Слабое и множественное гуденье висело над лесом. Невысокая облачность мешала разведке спуститься ниже. Изредка между деревьями вставали тугие жгуты как бы из железных опилок, скрученные свирепой магнитной силой, но в узкой щели перед собою Литовченко не видел ничего, кроме угла землянки, где провели ночь, да приникшей вплотную ветки лесной калины с красными водянистыми от заморозка ягодами. Моторы работали на малых оборотах, зенитки молчали. Экипажи наготове сидели в машинах, только командиры поглядывали из башенных люков. Время от времени, заслышав свист, Собольков оповещал своих — «держись, хлопцы!» — и опускал стальную вьюшку над головой. Следовал гулкий раскат пополам с древесным треском; всякий раз после того чуточку светлело, как всегда бывает на лесосеках. Лётчик бомбил вслепую.
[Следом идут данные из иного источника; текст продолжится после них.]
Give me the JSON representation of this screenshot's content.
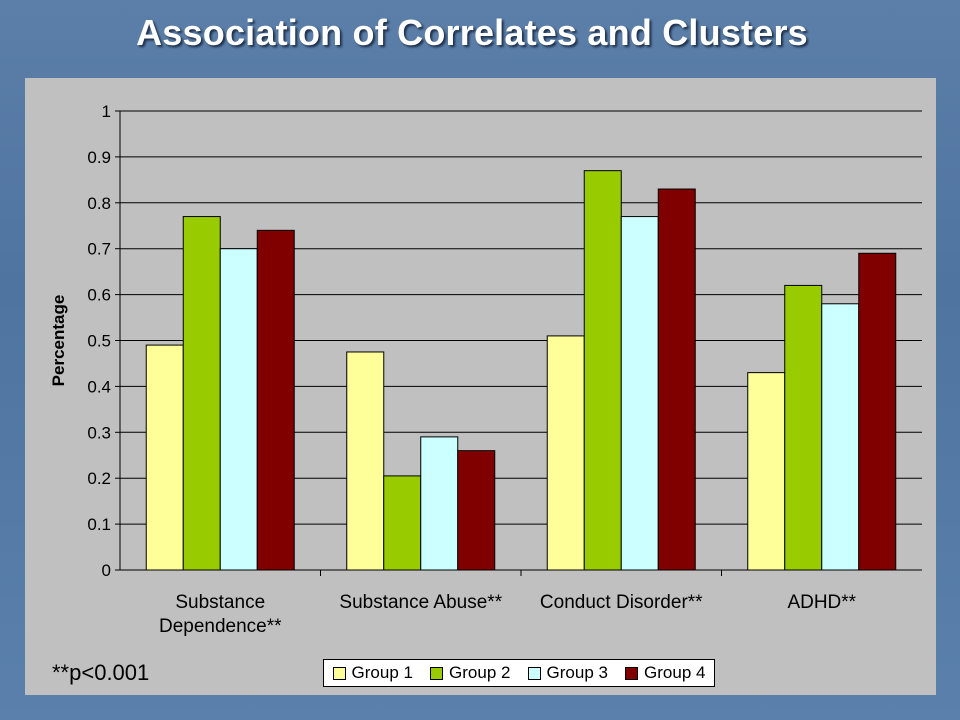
{
  "title": "Association of Correlates and Clusters",
  "footnote": "**p<0.001",
  "colors": {
    "background": "#5580aa",
    "plot_area": "#c0c0c0",
    "group1": "#ffff99",
    "group2": "#99cc00",
    "group3": "#ccffff",
    "group4": "#800000"
  },
  "chart_data": {
    "type": "bar",
    "title": "Association of Correlates and Clusters",
    "xlabel": "",
    "ylabel": "Percentage",
    "ylim": [
      0,
      1
    ],
    "yticks": [
      "0",
      "0.1",
      "0.2",
      "0.3",
      "0.4",
      "0.5",
      "0.6",
      "0.7",
      "0.8",
      "0.9",
      "1"
    ],
    "categories": [
      "Substance Dependence**",
      "Substance Abuse**",
      "Conduct Disorder**",
      "ADHD**"
    ],
    "series": [
      {
        "name": "Group 1",
        "values": [
          0.49,
          0.475,
          0.51,
          0.43
        ]
      },
      {
        "name": "Group 2",
        "values": [
          0.77,
          0.205,
          0.87,
          0.62
        ]
      },
      {
        "name": "Group 3",
        "values": [
          0.7,
          0.29,
          0.77,
          0.58
        ]
      },
      {
        "name": "Group 4",
        "values": [
          0.74,
          0.26,
          0.83,
          0.69
        ]
      }
    ],
    "grid": true,
    "legend": "bottom"
  }
}
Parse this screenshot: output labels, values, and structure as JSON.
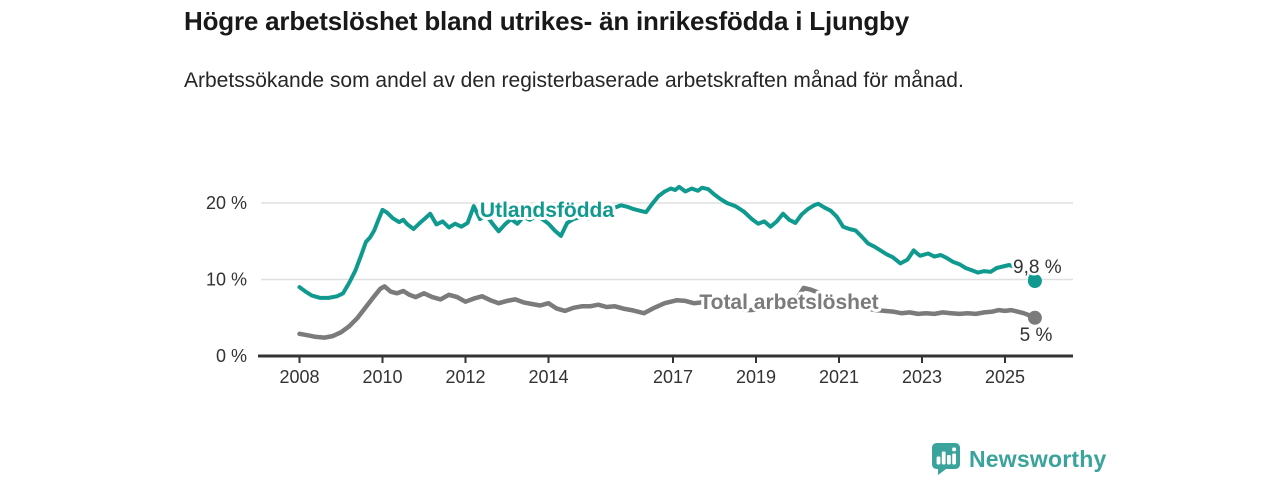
{
  "chart_data": {
    "type": "line",
    "title": "Högre arbetslöshet bland utrikes- än inrikesfödda i Ljungby",
    "subtitle": "Arbetssökande som andel av den registerbaserade arbetskraften månad för månad.",
    "unit": "%",
    "legend_position": "inline-labels-on-lines",
    "x_axis": {
      "ticks": [
        2008,
        2010,
        2012,
        2014,
        2017,
        2019,
        2021,
        2023,
        2025
      ],
      "range_years": [
        2007.0,
        2026.6
      ]
    },
    "y_axis": {
      "ticks": [
        {
          "value": 0,
          "label": "0 %"
        },
        {
          "value": 10,
          "label": "10 %"
        },
        {
          "value": 20,
          "label": "20 %"
        }
      ],
      "range": [
        0,
        24
      ],
      "gridlines": true,
      "gridline_color": "#e0e0e0"
    },
    "series": [
      {
        "name": "Utlandsfödda",
        "color": "#109a8f",
        "end_label": "9,8 %",
        "end_value": 9.8,
        "points": [
          [
            2008.0,
            9.0
          ],
          [
            2008.15,
            8.4
          ],
          [
            2008.3,
            7.9
          ],
          [
            2008.5,
            7.6
          ],
          [
            2008.7,
            7.6
          ],
          [
            2008.9,
            7.8
          ],
          [
            2009.05,
            8.2
          ],
          [
            2009.2,
            9.6
          ],
          [
            2009.35,
            11.2
          ],
          [
            2009.5,
            13.4
          ],
          [
            2009.6,
            14.9
          ],
          [
            2009.7,
            15.5
          ],
          [
            2009.8,
            16.4
          ],
          [
            2009.9,
            17.8
          ],
          [
            2010.0,
            19.1
          ],
          [
            2010.1,
            18.8
          ],
          [
            2010.25,
            18.0
          ],
          [
            2010.4,
            17.5
          ],
          [
            2010.5,
            17.8
          ],
          [
            2010.6,
            17.2
          ],
          [
            2010.75,
            16.6
          ],
          [
            2010.9,
            17.4
          ],
          [
            2011.05,
            18.1
          ],
          [
            2011.15,
            18.6
          ],
          [
            2011.3,
            17.2
          ],
          [
            2011.45,
            17.6
          ],
          [
            2011.6,
            16.8
          ],
          [
            2011.75,
            17.3
          ],
          [
            2011.9,
            16.9
          ],
          [
            2012.05,
            17.4
          ],
          [
            2012.2,
            19.6
          ],
          [
            2012.35,
            17.9
          ],
          [
            2012.5,
            18.4
          ],
          [
            2012.65,
            17.3
          ],
          [
            2012.8,
            16.3
          ],
          [
            2012.95,
            17.2
          ],
          [
            2013.1,
            17.9
          ],
          [
            2013.25,
            17.3
          ],
          [
            2013.4,
            18.2
          ],
          [
            2013.55,
            17.8
          ],
          [
            2013.7,
            18.3
          ],
          [
            2013.85,
            17.9
          ],
          [
            2014.0,
            17.3
          ],
          [
            2014.15,
            16.4
          ],
          [
            2014.3,
            15.7
          ],
          [
            2014.45,
            17.4
          ],
          [
            2014.6,
            17.9
          ],
          [
            2014.8,
            18.2
          ],
          [
            2014.95,
            18.0
          ],
          [
            2015.1,
            18.5
          ],
          [
            2015.3,
            19.0
          ],
          [
            2015.45,
            18.8
          ],
          [
            2015.6,
            19.4
          ],
          [
            2015.75,
            19.7
          ],
          [
            2015.9,
            19.5
          ],
          [
            2016.05,
            19.2
          ],
          [
            2016.2,
            19.0
          ],
          [
            2016.35,
            18.8
          ],
          [
            2016.5,
            19.9
          ],
          [
            2016.65,
            20.9
          ],
          [
            2016.8,
            21.5
          ],
          [
            2016.95,
            21.9
          ],
          [
            2017.05,
            21.7
          ],
          [
            2017.15,
            22.1
          ],
          [
            2017.3,
            21.5
          ],
          [
            2017.45,
            21.9
          ],
          [
            2017.6,
            21.6
          ],
          [
            2017.7,
            22.0
          ],
          [
            2017.85,
            21.8
          ],
          [
            2018.0,
            21.1
          ],
          [
            2018.15,
            20.5
          ],
          [
            2018.3,
            20.0
          ],
          [
            2018.5,
            19.6
          ],
          [
            2018.7,
            18.9
          ],
          [
            2018.9,
            17.9
          ],
          [
            2019.05,
            17.3
          ],
          [
            2019.2,
            17.6
          ],
          [
            2019.35,
            16.9
          ],
          [
            2019.5,
            17.6
          ],
          [
            2019.65,
            18.6
          ],
          [
            2019.8,
            17.8
          ],
          [
            2019.95,
            17.4
          ],
          [
            2020.1,
            18.5
          ],
          [
            2020.25,
            19.2
          ],
          [
            2020.4,
            19.7
          ],
          [
            2020.5,
            19.9
          ],
          [
            2020.65,
            19.4
          ],
          [
            2020.8,
            19.0
          ],
          [
            2020.95,
            18.2
          ],
          [
            2021.1,
            16.9
          ],
          [
            2021.25,
            16.6
          ],
          [
            2021.4,
            16.4
          ],
          [
            2021.55,
            15.6
          ],
          [
            2021.7,
            14.7
          ],
          [
            2021.85,
            14.3
          ],
          [
            2022.0,
            13.8
          ],
          [
            2022.15,
            13.3
          ],
          [
            2022.3,
            12.9
          ],
          [
            2022.48,
            12.1
          ],
          [
            2022.65,
            12.6
          ],
          [
            2022.8,
            13.8
          ],
          [
            2022.95,
            13.1
          ],
          [
            2023.15,
            13.4
          ],
          [
            2023.3,
            13.0
          ],
          [
            2023.45,
            13.2
          ],
          [
            2023.6,
            12.8
          ],
          [
            2023.75,
            12.3
          ],
          [
            2023.9,
            12.0
          ],
          [
            2024.05,
            11.5
          ],
          [
            2024.2,
            11.2
          ],
          [
            2024.35,
            10.9
          ],
          [
            2024.5,
            11.1
          ],
          [
            2024.65,
            11.0
          ],
          [
            2024.8,
            11.5
          ],
          [
            2024.95,
            11.7
          ],
          [
            2025.1,
            11.9
          ],
          [
            2025.25,
            11.6
          ],
          [
            2025.4,
            11.2
          ],
          [
            2025.55,
            10.6
          ],
          [
            2025.72,
            9.8
          ]
        ]
      },
      {
        "name": "Total arbetslöshet",
        "color": "#7b7b7b",
        "end_label": "5 %",
        "end_value": 5.0,
        "points": [
          [
            2008.0,
            2.9
          ],
          [
            2008.2,
            2.7
          ],
          [
            2008.4,
            2.5
          ],
          [
            2008.6,
            2.4
          ],
          [
            2008.8,
            2.6
          ],
          [
            2009.0,
            3.1
          ],
          [
            2009.2,
            3.9
          ],
          [
            2009.4,
            5.0
          ],
          [
            2009.6,
            6.4
          ],
          [
            2009.8,
            7.8
          ],
          [
            2009.95,
            8.8
          ],
          [
            2010.05,
            9.1
          ],
          [
            2010.2,
            8.4
          ],
          [
            2010.35,
            8.2
          ],
          [
            2010.5,
            8.5
          ],
          [
            2010.65,
            8.0
          ],
          [
            2010.8,
            7.7
          ],
          [
            2011.0,
            8.2
          ],
          [
            2011.2,
            7.7
          ],
          [
            2011.4,
            7.4
          ],
          [
            2011.6,
            8.0
          ],
          [
            2011.8,
            7.7
          ],
          [
            2012.0,
            7.1
          ],
          [
            2012.2,
            7.5
          ],
          [
            2012.4,
            7.8
          ],
          [
            2012.6,
            7.3
          ],
          [
            2012.8,
            6.9
          ],
          [
            2013.0,
            7.2
          ],
          [
            2013.2,
            7.4
          ],
          [
            2013.4,
            7.0
          ],
          [
            2013.6,
            6.8
          ],
          [
            2013.8,
            6.6
          ],
          [
            2014.0,
            6.9
          ],
          [
            2014.2,
            6.2
          ],
          [
            2014.4,
            5.9
          ],
          [
            2014.6,
            6.3
          ],
          [
            2014.8,
            6.5
          ],
          [
            2015.0,
            6.5
          ],
          [
            2015.2,
            6.7
          ],
          [
            2015.4,
            6.4
          ],
          [
            2015.6,
            6.5
          ],
          [
            2015.8,
            6.2
          ],
          [
            2016.0,
            6.0
          ],
          [
            2016.3,
            5.6
          ],
          [
            2016.55,
            6.3
          ],
          [
            2016.8,
            6.9
          ],
          [
            2017.1,
            7.3
          ],
          [
            2017.3,
            7.2
          ],
          [
            2017.5,
            6.9
          ],
          [
            2017.7,
            7.0
          ],
          [
            2017.9,
            6.8
          ],
          [
            2018.1,
            6.5
          ],
          [
            2018.35,
            6.3
          ],
          [
            2018.6,
            6.1
          ],
          [
            2018.85,
            6.0
          ],
          [
            2019.1,
            6.1
          ],
          [
            2019.35,
            6.2
          ],
          [
            2019.6,
            6.4
          ],
          [
            2019.85,
            6.8
          ],
          [
            2020.0,
            7.6
          ],
          [
            2020.15,
            8.9
          ],
          [
            2020.3,
            8.7
          ],
          [
            2020.5,
            8.3
          ],
          [
            2020.7,
            7.9
          ],
          [
            2020.9,
            7.5
          ],
          [
            2021.1,
            7.1
          ],
          [
            2021.3,
            6.8
          ],
          [
            2021.5,
            6.5
          ],
          [
            2021.7,
            6.2
          ],
          [
            2021.9,
            6.0
          ],
          [
            2022.1,
            5.9
          ],
          [
            2022.3,
            5.8
          ],
          [
            2022.5,
            5.6
          ],
          [
            2022.7,
            5.7
          ],
          [
            2022.9,
            5.5
          ],
          [
            2023.1,
            5.6
          ],
          [
            2023.3,
            5.5
          ],
          [
            2023.5,
            5.7
          ],
          [
            2023.7,
            5.6
          ],
          [
            2023.9,
            5.5
          ],
          [
            2024.1,
            5.6
          ],
          [
            2024.3,
            5.5
          ],
          [
            2024.5,
            5.7
          ],
          [
            2024.7,
            5.8
          ],
          [
            2024.85,
            6.0
          ],
          [
            2025.0,
            5.9
          ],
          [
            2025.15,
            6.0
          ],
          [
            2025.3,
            5.8
          ],
          [
            2025.45,
            5.6
          ],
          [
            2025.6,
            5.3
          ],
          [
            2025.72,
            5.0
          ]
        ]
      }
    ]
  },
  "branding": {
    "name": "Newsworthy",
    "accent_color": "#3aa39c",
    "icon": "newsworthy-speech-bubble-bar-chart"
  }
}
Унизительное, даже подлое самочувствие мишени зарождалось от вынужденного бездействия; было томительно наблюдать из дрожащего от нетерпенья танка, как пешком тащится время.
Чтоб побороть гнетущее чувство холода и неизвестности, Собольков вторично и в деталях разъяснил боевую задачу: вместе с первым эшелоном прорваться сквозь пятиминутный заградительный огонь к переправе в направлении геодезической вышки, видимой отовсюду, и ждать второго сигнала в низинке у речки Стрыни, где изгиб русла и обрывистые берега надёжно укрывали от обстрела. Позже надлежало взять на броню мотопехоту, чтоб по красной ракете совместно ринуться на передний край врага, — передовая проходила в двух километрах оттуда… Так ждали они знака к выходу, но его не было. Самолёты ушли, в танк сочилась разноголосая, похожая на шопот, перекличка инструментов войны. Уже раздумывали, как скоротать время, пока приказ от верхнего Литовченки докатится до Литовченки, находящегося внизу. Вдруг два беззвучных от неожиданности смерча поднялись по сторонам ночной землянки и, ухватив её с подмышек, вышвырнули наверх со всем деревянным пожитком. Как бы понукая к действию, воздушная волна толканула двести третью, мотор заглох, и та же как бы ухмыляющаяся сила раздавила ягоды калины о триплекс; было видно, как розовые звёздочки текли, пересекая смотровую щель. Дальнейшая стоянка становилась опасней самого боя. Собольков увидел комбрига, который бежал вдоль капониров, махал рукой и кричал: «Пошли, пошли…» Тотчас же, взревев и давя пеньки, штук тридцать приземистых тел стали вылезать на поверхность.